You might think people who tear up and scorch books aren’t great fans of the written word, but that’s not true for a group of artists creating a book “sanctuary” in Warragul’s Civic Park.
Dressed in surreal green outfits with large horns and masks for anonymity, the four-person artist collective behind Too Many Words are hoping to demonstrate the waste of modern society.
The thousands of books being torn up, drilled, wired, and glued into place to form a small shelter and a book circle around it were snatched from the jaws of the pulper. Donated to charities by individuals and the West Gippsland Regional Library Corporation, op shop volunteers had deemed the books unsaleable and would usually have paid someone to take them away for destruction.
Unsaleable doesn’t mean damaged beyond repair. People just don’t want them.
“The pile of books that we have next to the sculpture is one month’s collection from one op shop and the CFA Book Fair,” artist Susan Acheson told the Baw Baw Citizen.
“This isn’t just the case with books – it’s the case with fabrics, clothing, and things like that. So much is given to the op shops that cannot be sold, and we want people to consider what happens when they buy something without [considering] ‘where does it go after I’ve finished with it?’”
If you cringe at the thought of books being torn apart, that’s the point: Too Many Words is supposed to confront.
“We did have a plan to burn the books,” Sue said.
“We are still planning to scorch them as we go along, when it’s applicable, if it’s applicable. The idea was to burn the whole sculpture at the end, but we’re not allowed to do that at Civic Park because it’s a formal park. We may still take it somewhere else and burn it we’re not sure.
“That in itself is a controversial act, the burning of books, which creates a lot of emotion for people. But what we’re trying to do is make them confront things: ‘what happens to all this waste?’ ‘What can I do about it?’ [The artwork is] something to make people address the issues, which is what art often does.”
The books might be given a brief reprieve outside the Warragul Library, if negotiations between the artists and library staff go well.
Speaking of libraries, the artists have set up a small one of their own.
“Some of the books people can take,” Sue said.
“We’ve got a bookshelf on one side for the books we feel we can’t use; they’re too important for us.”
The shelf houses a surprising mix of books – Oscar Wilde’s The Importance of Being Earnest stands next to Fifty Shades of Grey.
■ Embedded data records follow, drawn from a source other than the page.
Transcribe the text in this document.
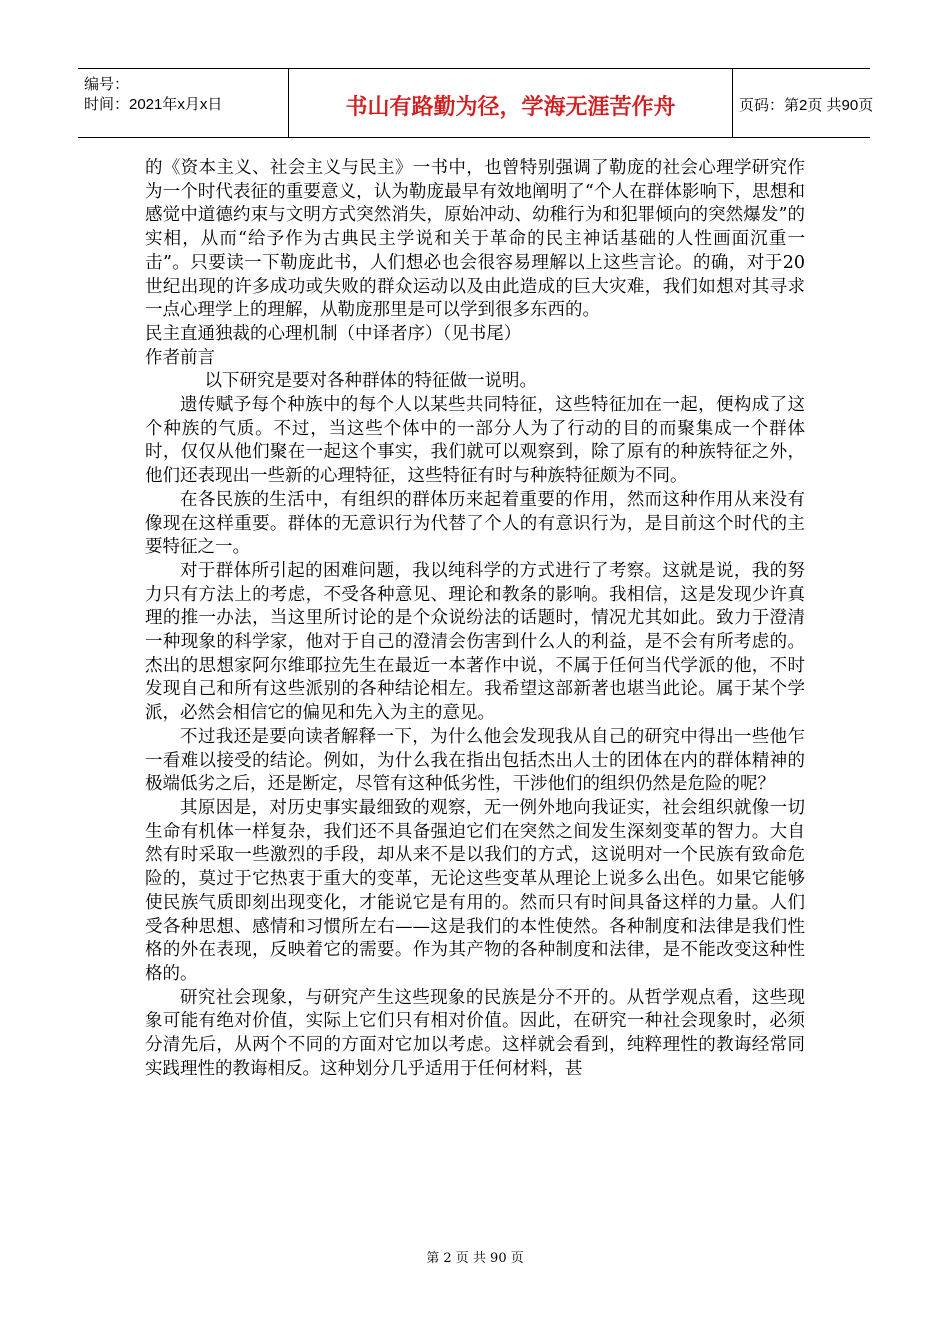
编号：
时间：2021年x月x日	书山有路勤为径，学海无涯苦作舟	页码：第2页 共90页

的《资本主义、社会主义与民主》一书中，也曾特别强调了勒庞的社会心理学研究作为一个时代表征的重要意义，认为勒庞最早有效地阐明了“个人在群体影响下，思想和感觉中道德约束与文明方式突然消失，原始冲动、幼稚行为和犯罪倾向的突然爆发”的实相，从而“给予作为古典民主学说和关于革命的民主神话基础的人性画面沉重一击”。只要读一下勒庞此书，人们想必也会很容易理解以上这些言论。的确，对于20世纪出现的许多成功或失败的群众运动以及由此造成的巨大灾难，我们如想对其寻求一点心理学上的理解，从勒庞那里是可以学到很多东西的。

民主直通独裁的心理机制（中译者序）（见书尾）

作者前言

以下研究是要对各种群体的特征做一说明。

遗传赋予每个种族中的每个人以某些共同特征，这些特征加在一起，便构成了这个种族的气质。不过，当这些个体中的一部分人为了行动的目的而聚集成一个群体时，仅仅从他们聚在一起这个事实，我们就可以观察到，除了原有的种族特征之外，他们还表现出一些新的心理特征，这些特征有时与种族特征颇为不同。

在各民族的生活中，有组织的群体历来起着重要的作用，然而这种作用从来没有像现在这样重要。群体的无意识行为代替了个人的有意识行为，是目前这个时代的主要特征之一。

对于群体所引起的困难问题，我以纯科学的方式进行了考察。这就是说，我的努力只有方法上的考虑，不受各种意见、理论和教条的影响。我相信，这是发现少许真理的推一办法，当这里所讨论的是个众说纷法的话题时，情况尤其如此。致力于澄清一种现象的科学家，他对于自己的澄清会伤害到什么人的利益，是不会有所考虑的。杰出的思想家阿尔维耶拉先生在最近一本著作中说，不属于任何当代学派的他，不时发现自己和所有这些派别的各种结论相左。我希望这部新著也堪当此论。属于某个学派，必然会相信它的偏见和先入为主的意见。

不过我还是要向读者解释一下，为什么他会发现我从自己的研究中得出一些他乍一看难以接受的结论。例如，为什么我在指出包括杰出人士的团体在内的群体精神的极端低劣之后，还是断定，尽管有这种低劣性，干涉他们的组织仍然是危险的呢？

其原因是，对历史事实最细致的观察，无一例外地向我证实，社会组织就像一切生命有机体一样复杂，我们还不具备强迫它们在突然之间发生深刻变革的智力。大自然有时采取一些激烈的手段，却从来不是以我们的方式，这说明对一个民族有致命危险的，莫过于它热衷于重大的变革，无论这些变革从理论上说多么出色。如果它能够使民族气质即刻出现变化，才能说它是有用的。然而只有时间具备这样的力量。人们受各种思想、感情和习惯所左右——这是我们的本性使然。各种制度和法律是我们性格的外在表现，反映着它的需要。作为其产物的各种制度和法律，是不能改变这种性格的。

研究社会现象，与研究产生这些现象的民族是分不开的。从哲学观点看，这些现象可能有绝对价值，实际上它们只有相对价值。因此，在研究一种社会现象时，必须分清先后，从两个不同的方面对它加以考虑。这样就会看到，纯粹理性的教诲经常同实践理性的教诲相反。这种划分几乎适用于任何材料，甚

第 2 页 共 90 页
Unrescued on the ground in front, The Cat in the Hat forms part of the book circle. Titles with recommendations from George Orwell and comparisons to Moby Dick printed on the cover remain in the pile.
Seen alongside the artists’ bizarre full-body uniforms and under threat of fire, the circle makes the work look like some kind of ritual. Its purpose, however, is only practical.
“People were coming in and looking through the books, and it was a bit like a rummage sale,” Sue said.
“It felt disrespectful to us, like they were invading our space, and so we put this border of books around.”
Sue described finding books considered important labelled as unsaleable “a bit weird.”
“It’s very precious, words are precious. In this day and age we are becoming less book people and more online people, and to me that’s a shame because as you browse through these books you see things that are totally unexpected. You would never have dreamt of picking up In The Moon of Red Ponies by James Lee Burke, I don’t [know the author] but that might be a really fantastic book.”
Staying with things which are “a bit weird,” what’s with the costumes?
“We’re wearing [this] so we are anonymous, because we’re working as a collective. It’s to make all four of us ‘The Artist,’” Sue explained.
“As we’re working, we’re working as one. So that means we can make a part of the sculpture, but it doesn’t matter if someone else comes and changes that and it evolves. It makes the outcome unexpected, because we all see everything differently.”
It’s effective – even knowing the people involved, it takes some effort to peek through their lace masks to see who’s inside each outfit.
The costumes and theatrics are, however, just part of the show. The structure under construction is the symbolic part.
“The sculpture itself is also a sanctuary, so we’ve made this welcoming space because people often seek sanctuary in words, in books,” Sue said.
“You lose yourself in a book and you forget about everything else that’s going on in the world, and that’s a really comforting feeling.”
Society’s waste isn’t the only political and social point the group is looking to make through the sculpture, though the additional message might not be immediately obvious.
“The sanctuary inside is also a reflection on the sanctuary we as Australians should be offering people,” Sue said.
“Whether they’re refugees, whether they’re homeless, they have mental health issues, if they’re disassociated from society in any way we should make them feel more welcome.
“We should be aware of the differences of people and the joy that that can bring, instead of saying ‘you’re different from me, you can’t come here.’”
The group started work on Too Many Words yesterday and will finish this afternoon. The result of the weekend’s efforts will remain on display behind a fence at Civic Park until Saturday 27 May. Artists will be on-site occasionally to let people in to explore the sanctuary.